Rúben Amorim disse que preferia falar "um bocadinho sobre o jogo" e que responderia a essa e outras perguntas na conferência de imprensa. A jornalista não insistiu mais. Contudo, o delegado do Sporting, rigoroso, pediu ao delegado da liga que registasse a questão para que a mesma constasse no relatório final da partida.
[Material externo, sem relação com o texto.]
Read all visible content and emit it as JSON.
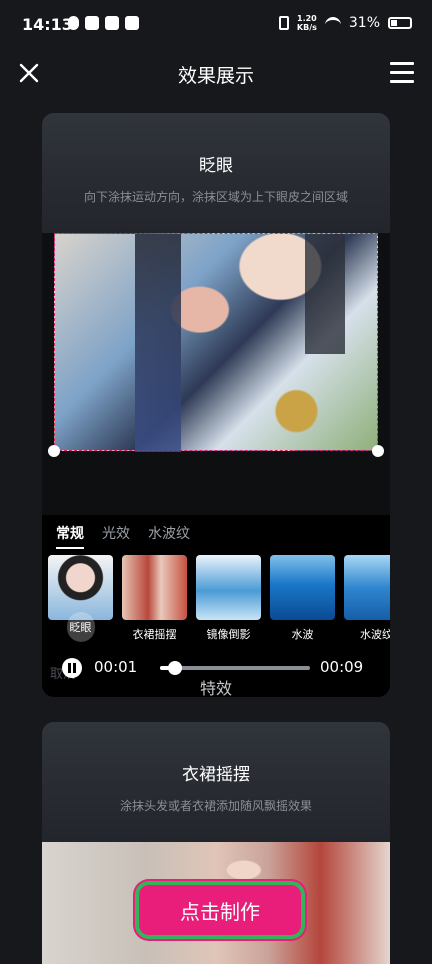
{
  "status": {
    "time": "14:13",
    "net_speed_top": "1.20",
    "net_speed_bottom": "KB/s",
    "battery": "31%"
  },
  "header": {
    "title": "效果展示"
  },
  "cards": [
    {
      "title": "眨眼",
      "subtitle": "向下涂抹运动方向，涂抹区域为上下眼皮之间区域",
      "tabs": [
        "常规",
        "光效",
        "水波纹"
      ],
      "active_tab": "常规",
      "effects": [
        {
          "label": "眨眼",
          "selected": true
        },
        {
          "label": "衣裙摇摆"
        },
        {
          "label": "镜像倒影"
        },
        {
          "label": "水波"
        },
        {
          "label": "水波纹"
        }
      ],
      "player": {
        "current": "00:01",
        "total": "00:09",
        "progress": 0.1,
        "ghost_left": "取消",
        "ghost_center": "特效"
      }
    },
    {
      "title": "衣裙摇摆",
      "subtitle": "涂抹头发或者衣裙添加随风飘摇效果"
    }
  ],
  "cta": {
    "label": "点击制作"
  },
  "colors": {
    "accent": "#e91e7a",
    "highlight_border": "#33b35a",
    "background": "#16181c"
  }
}
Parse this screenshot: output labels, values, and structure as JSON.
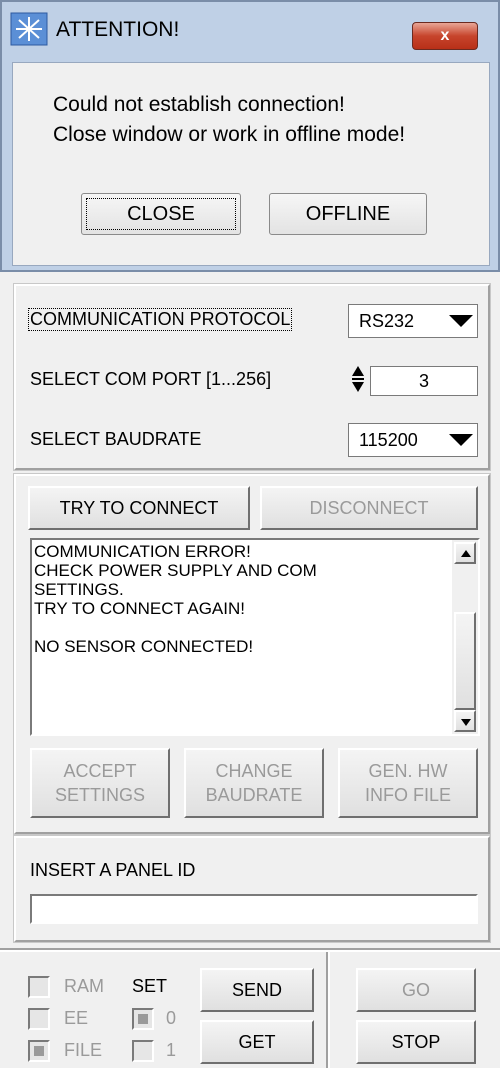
{
  "dialog": {
    "title": "ATTENTION!",
    "close_glyph": "x",
    "message_line1": "Could not establish connection!",
    "message_line2": "Close window or work in offline mode!",
    "close_button": "CLOSE",
    "offline_button": "OFFLINE"
  },
  "connection": {
    "protocol_label": "COMMUNICATION PROTOCOL",
    "protocol_value": "RS232",
    "port_label": "SELECT COM PORT [1...256]",
    "port_value": "3",
    "baud_label": "SELECT BAUDRATE",
    "baud_value": "115200"
  },
  "actions": {
    "connect": "TRY TO CONNECT",
    "disconnect": "DISCONNECT",
    "log": "COMMUNICATION ERROR!\nCHECK POWER SUPPLY AND COM\nSETTINGS.\nTRY TO CONNECT AGAIN!\n\nNO SENSOR CONNECTED!",
    "accept_1": "ACCEPT",
    "accept_2": "SETTINGS",
    "change_1": "CHANGE",
    "change_2": "BAUDRATE",
    "gen_1": "GEN. HW",
    "gen_2": "INFO FILE"
  },
  "panel_id": {
    "label": "INSERT A PANEL ID",
    "value": ""
  },
  "bottom": {
    "ram": "RAM",
    "ee": "EE",
    "file": "FILE",
    "set": "SET",
    "set_0": "0",
    "set_1": "1",
    "send": "SEND",
    "get": "GET",
    "go": "GO",
    "stop": "STOP"
  },
  "colors": {
    "dialog_frame": "#bfd0e6",
    "close_red": "#c7442c"
  }
}
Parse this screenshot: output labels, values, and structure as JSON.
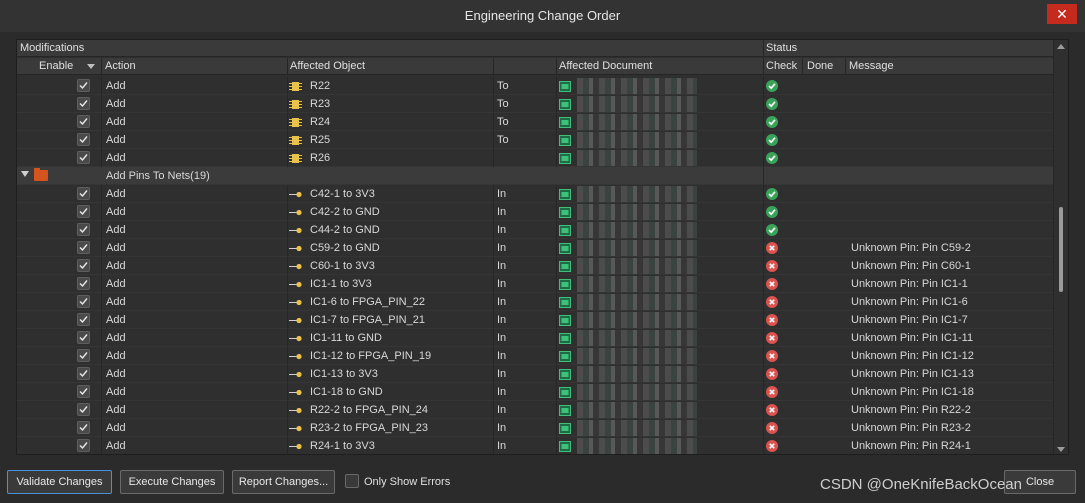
{
  "window": {
    "title": "Engineering Change Order",
    "close_glyph": "✕"
  },
  "grid": {
    "group_headers": {
      "modifications": "Modifications",
      "status": "Status"
    },
    "columns": {
      "enable": "Enable",
      "action": "Action",
      "affected_object": "Affected Object",
      "affected_document": "Affected Document",
      "check": "Check",
      "done": "Done",
      "message": "Message"
    },
    "group_row": {
      "label": "Add Pins To Nets(19)",
      "icon": "folder-icon",
      "expander": "expand-triangle-icon"
    },
    "rows_before": [
      {
        "action": "Add",
        "object": "R22",
        "to": "To",
        "status": "ok",
        "message": ""
      },
      {
        "action": "Add",
        "object": "R23",
        "to": "To",
        "status": "ok",
        "message": ""
      },
      {
        "action": "Add",
        "object": "R24",
        "to": "To",
        "status": "ok",
        "message": ""
      },
      {
        "action": "Add",
        "object": "R25",
        "to": "To",
        "status": "ok",
        "message": ""
      },
      {
        "action": "Add",
        "object": "R26",
        "to": "",
        "status": "ok",
        "message": ""
      }
    ],
    "rows_after": [
      {
        "action": "Add",
        "object": "C42-1 to 3V3",
        "to": "In",
        "status": "ok",
        "message": ""
      },
      {
        "action": "Add",
        "object": "C42-2 to GND",
        "to": "In",
        "status": "ok",
        "message": ""
      },
      {
        "action": "Add",
        "object": "C44-2 to GND",
        "to": "In",
        "status": "ok",
        "message": ""
      },
      {
        "action": "Add",
        "object": "C59-2 to GND",
        "to": "In",
        "status": "err",
        "message": "Unknown Pin: Pin C59-2"
      },
      {
        "action": "Add",
        "object": "C60-1 to 3V3",
        "to": "In",
        "status": "err",
        "message": "Unknown Pin: Pin C60-1"
      },
      {
        "action": "Add",
        "object": "IC1-1 to 3V3",
        "to": "In",
        "status": "err",
        "message": "Unknown Pin: Pin IC1-1"
      },
      {
        "action": "Add",
        "object": "IC1-6 to FPGA_PIN_22",
        "to": "In",
        "status": "err",
        "message": "Unknown Pin: Pin IC1-6"
      },
      {
        "action": "Add",
        "object": "IC1-7 to FPGA_PIN_21",
        "to": "In",
        "status": "err",
        "message": "Unknown Pin: Pin IC1-7"
      },
      {
        "action": "Add",
        "object": "IC1-11 to GND",
        "to": "In",
        "status": "err",
        "message": "Unknown Pin: Pin IC1-11"
      },
      {
        "action": "Add",
        "object": "IC1-12 to FPGA_PIN_19",
        "to": "In",
        "status": "err",
        "message": "Unknown Pin: Pin IC1-12"
      },
      {
        "action": "Add",
        "object": "IC1-13 to 3V3",
        "to": "In",
        "status": "err",
        "message": "Unknown Pin: Pin IC1-13"
      },
      {
        "action": "Add",
        "object": "IC1-18 to GND",
        "to": "In",
        "status": "err",
        "message": "Unknown Pin: Pin IC1-18"
      },
      {
        "action": "Add",
        "object": "R22-2 to FPGA_PIN_24",
        "to": "In",
        "status": "err",
        "message": "Unknown Pin: Pin R22-2"
      },
      {
        "action": "Add",
        "object": "R23-2 to FPGA_PIN_23",
        "to": "In",
        "status": "err",
        "message": "Unknown Pin: Pin R23-2"
      },
      {
        "action": "Add",
        "object": "R24-1 to 3V3",
        "to": "In",
        "status": "err",
        "message": "Unknown Pin: Pin R24-1"
      }
    ]
  },
  "footer": {
    "validate": "Validate Changes",
    "execute": "Execute Changes",
    "report": "Report Changes...",
    "only_show_errors": "Only Show Errors",
    "close": "Close",
    "watermark": "CSDN @OneKnifeBackOcean"
  },
  "colors": {
    "ok": "#3aa35a",
    "err": "#d9534f",
    "close_red": "#c42b1c",
    "folder": "#d4531e"
  }
}
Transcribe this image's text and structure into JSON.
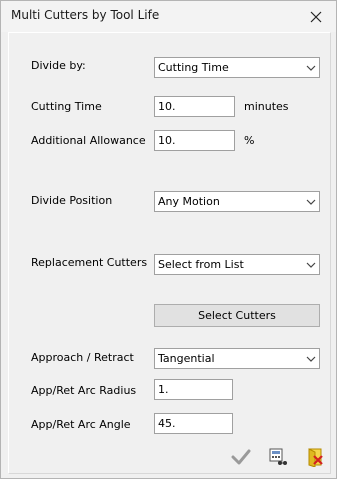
{
  "window": {
    "title": "Multi Cutters by Tool Life"
  },
  "form": {
    "divide_by_label": "Divide by:",
    "divide_by_value": "Cutting Time",
    "cutting_time_label": "Cutting Time",
    "cutting_time_value": "10.",
    "cutting_time_unit": "minutes",
    "allowance_label": "Additional Allowance",
    "allowance_value": "10.",
    "allowance_unit": "%",
    "divide_position_label": "Divide Position",
    "divide_position_value": "Any Motion",
    "replacement_label": "Replacement Cutters",
    "replacement_value": "Select from List",
    "select_cutters_label": "Select Cutters",
    "approach_label": "Approach / Retract",
    "approach_value": "Tangential",
    "arc_radius_label": "App/Ret Arc Radius",
    "arc_radius_value": "1.",
    "arc_angle_label": "App/Ret Arc Angle",
    "arc_angle_value": "45."
  },
  "icons": [
    "close-icon",
    "chevron-down-icon",
    "checkmark-icon",
    "calculator-icon",
    "exit-icon"
  ]
}
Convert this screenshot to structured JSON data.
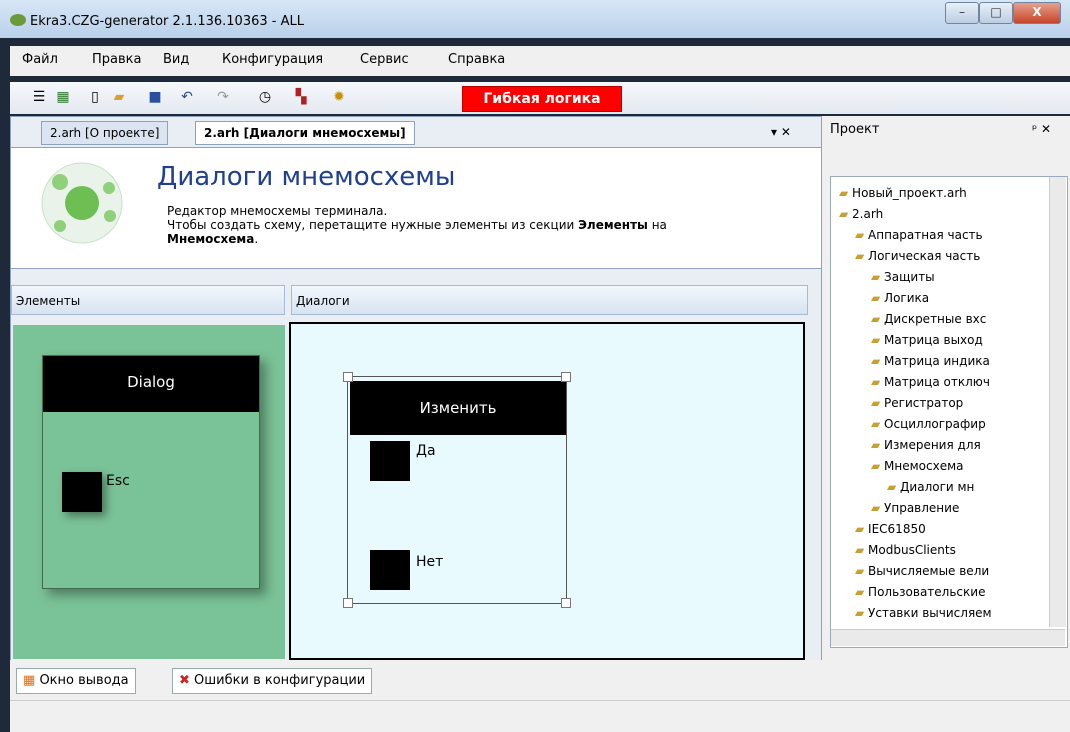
{
  "window": {
    "title": "Ekra3.CZG-generator 2.1.136.10363 - ALL",
    "minimize": "–",
    "maximize": "□",
    "close": "X"
  },
  "menu": [
    "Файл",
    "Правка",
    "Вид",
    "Конфигурация",
    "Сервис",
    "Справка"
  ],
  "toolbar": {
    "flexible_logic": "Гибкая логика"
  },
  "tabs": {
    "tab1": "2.arh [О проекте]",
    "tab2": "2.arh [Диалоги мнемосхемы]",
    "close": "▾ ✕"
  },
  "header": {
    "title": "Диалоги мнемосхемы",
    "line1": "Редактор мнемосхемы терминала.",
    "line2_prefix": "Чтобы создать схему, перетащите нужные элементы из секции ",
    "line2_bold": "Элементы",
    "line2_suffix": " на",
    "line3_bold": "Мнемосхема",
    "line3_suffix": "."
  },
  "elements_panel": {
    "title": "Элементы",
    "dialog_label": "Dialog",
    "esc_label": "Esc"
  },
  "dialogs_panel": {
    "title": "Диалоги",
    "dialog_title": "Изменить",
    "yes": "Да",
    "no": "Нет"
  },
  "project_panel": {
    "title": "Проект",
    "pin": "ᵖ ✕",
    "tree": [
      {
        "label": "Новый_проект.arh",
        "indent": 0
      },
      {
        "label": "2.arh",
        "indent": 0
      },
      {
        "label": "Аппаратная часть",
        "indent": 1
      },
      {
        "label": "Логическая часть",
        "indent": 1
      },
      {
        "label": "Защиты",
        "indent": 2
      },
      {
        "label": "Логика",
        "indent": 2
      },
      {
        "label": "Дискретные вхс",
        "indent": 2
      },
      {
        "label": "Матрица выход",
        "indent": 2
      },
      {
        "label": "Матрица индика",
        "indent": 2
      },
      {
        "label": "Матрица отключ",
        "indent": 2
      },
      {
        "label": "Регистратор",
        "indent": 2
      },
      {
        "label": "Осциллографир",
        "indent": 2
      },
      {
        "label": "Измерения для",
        "indent": 2
      },
      {
        "label": "Мнемосхема",
        "indent": 2
      },
      {
        "label": "Диалоги мн",
        "indent": 3
      },
      {
        "label": "Управление",
        "indent": 2
      },
      {
        "label": "IEC61850",
        "indent": 1
      },
      {
        "label": "ModbusClients",
        "indent": 1
      },
      {
        "label": "Вычисляемые вели",
        "indent": 1
      },
      {
        "label": "Пользовательские",
        "indent": 1
      },
      {
        "label": "Уставки вычисляем",
        "indent": 1
      }
    ]
  },
  "bottom_tabs": {
    "output": "Окно вывода",
    "errors": "Ошибки в конфигурации"
  }
}
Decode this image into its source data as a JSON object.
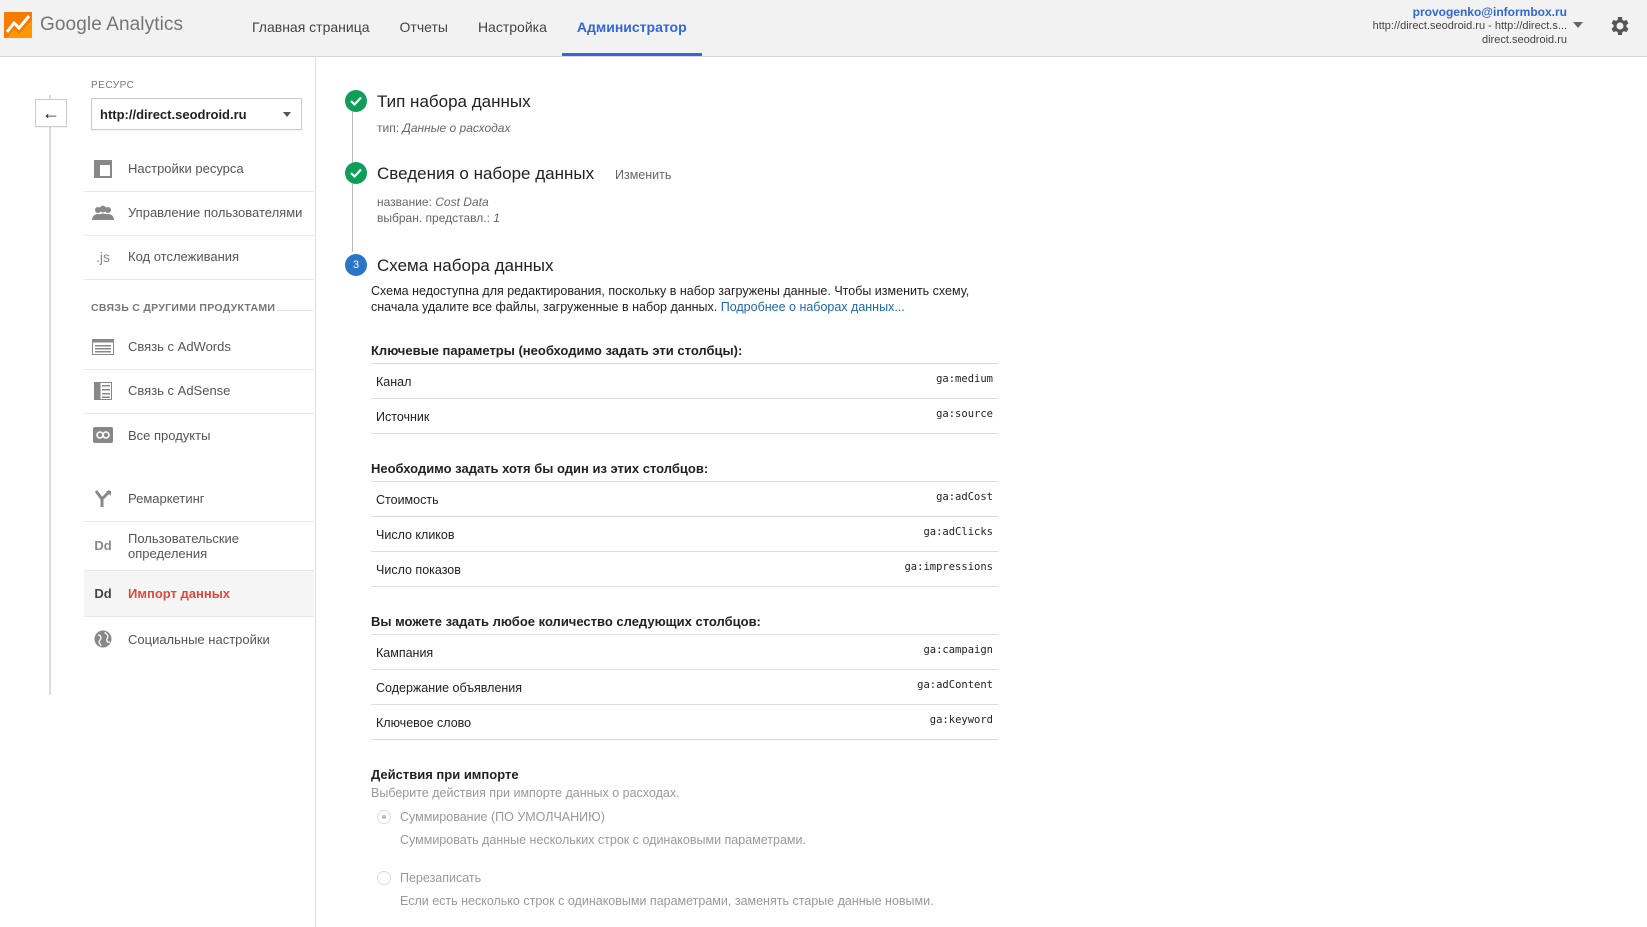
{
  "header": {
    "logo_text": "Google Analytics",
    "nav": [
      {
        "label": "Главная страница",
        "active": false
      },
      {
        "label": "Отчеты",
        "active": false
      },
      {
        "label": "Настройка",
        "active": false
      },
      {
        "label": "Администратор",
        "active": true
      }
    ],
    "account": {
      "email": "provogenko@informbox.ru",
      "property_line": "http://direct.seodroid.ru - http://direct.s...",
      "view_line": "direct.seodroid.ru"
    }
  },
  "sidebar": {
    "resource_label": "РЕСУРС",
    "resource_value": "http://direct.seodroid.ru",
    "items": [
      {
        "label": "Настройки ресурса",
        "icon": "property-settings-icon"
      },
      {
        "label": "Управление пользователями",
        "icon": "users-icon"
      },
      {
        "label": "Код отслеживания",
        "icon": "js-icon"
      }
    ],
    "section_label": "СВЯЗЬ С ДРУГИМИ ПРОДУКТАМИ",
    "product_items": [
      {
        "label": "Связь с AdWords",
        "icon": "adwords-icon"
      },
      {
        "label": "Связь с AdSense",
        "icon": "adsense-icon"
      },
      {
        "label": "Все продукты",
        "icon": "all-products-icon"
      }
    ],
    "other_items": [
      {
        "label": "Ремаркетинг",
        "icon": "remarketing-icon"
      },
      {
        "label": "Пользовательские определения",
        "icon": "custom-definitions-icon",
        "icon_text": "Dd"
      },
      {
        "label": "Импорт данных",
        "icon": "data-import-icon",
        "icon_text": "Dd",
        "active": true
      },
      {
        "label": "Социальные настройки",
        "icon": "social-icon"
      }
    ]
  },
  "steps": [
    {
      "number": "1",
      "title": "Тип набора данных",
      "sub_label": "тип:",
      "sub_value": "Данные о расходах",
      "status": "done"
    },
    {
      "number": "2",
      "title": "Сведения о наборе данных",
      "change_label": "Изменить",
      "name_label": "название:",
      "name_value": "Cost Data",
      "views_label": "выбран. представл.:",
      "views_value": "1",
      "status": "done"
    },
    {
      "number": "3",
      "title": "Схема набора данных",
      "status": "current"
    }
  ],
  "schema": {
    "description": "Схема недоступна для редактирования, поскольку в набор загружены данные. Чтобы изменить схему, сначала удалите все файлы, загруженные в набор данных.",
    "learn_more": "Подробнее о наборах данных...",
    "key_title": "Ключевые параметры (необходимо задать эти столбцы):",
    "key_rows": [
      {
        "name": "Канал",
        "code": "ga:medium"
      },
      {
        "name": "Источник",
        "code": "ga:source"
      }
    ],
    "atleast_title": "Необходимо задать хотя бы один из этих столбцов:",
    "atleast_rows": [
      {
        "name": "Стоимость",
        "code": "ga:adCost"
      },
      {
        "name": "Число кликов",
        "code": "ga:adClicks"
      },
      {
        "name": "Число показов",
        "code": "ga:impressions"
      }
    ],
    "any_title": "Вы можете задать любое количество следующих столбцов:",
    "any_rows": [
      {
        "name": "Кампания",
        "code": "ga:campaign"
      },
      {
        "name": "Содержание объявления",
        "code": "ga:adContent"
      },
      {
        "name": "Ключевое слово",
        "code": "ga:keyword"
      }
    ],
    "import_title": "Действия при импорте",
    "import_sub": "Выберите действия при импорте данных о расходах.",
    "options": [
      {
        "label": "Суммирование (ПО УМОЛЧАНИЮ)",
        "desc": "Суммировать данные нескольких строк с одинаковыми параметрами.",
        "checked": true
      },
      {
        "label": "Перезаписать",
        "desc": "Если есть несколько строк с одинаковыми параметрами, заменять старые данные новыми.",
        "checked": false
      }
    ]
  },
  "colors": {
    "accent": "#3367d6",
    "done": "#0f9d58",
    "current": "#2a75c6",
    "active_item": "#dd4b39",
    "link": "#1c67b3"
  }
}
Na sequência, o Conselho de Disciplina da Federação Portuguesa de Futebol decidiu, rigorosamente, instaurar um processo à jornalista.

"Uma forma gravíssima de censura" e “um absurdo”

Segundo o Sindicato de Jornalistas (SJ), esta é “uma forma gravíssima de censura absolutamente proibida no ordenamento jurídico português” e uma prática “suscetível de poder constituir um ilícito de natureza criminal como são os atentados à liberdade de imprensa”.

O SJ também "estranha a manifesta falta de sensibilidade democrática revelada pelo Conselho de Disciplina (CD) da Federação Portuguesa de Futebol (FPF), composto por ilustres juristas, e estranha igualmente a manifesta ilegalidade do regulamento das competições organizadas pela Liga Portugal no que a esta matéria diz respeito”, destaca o organismo na nota de imprensa.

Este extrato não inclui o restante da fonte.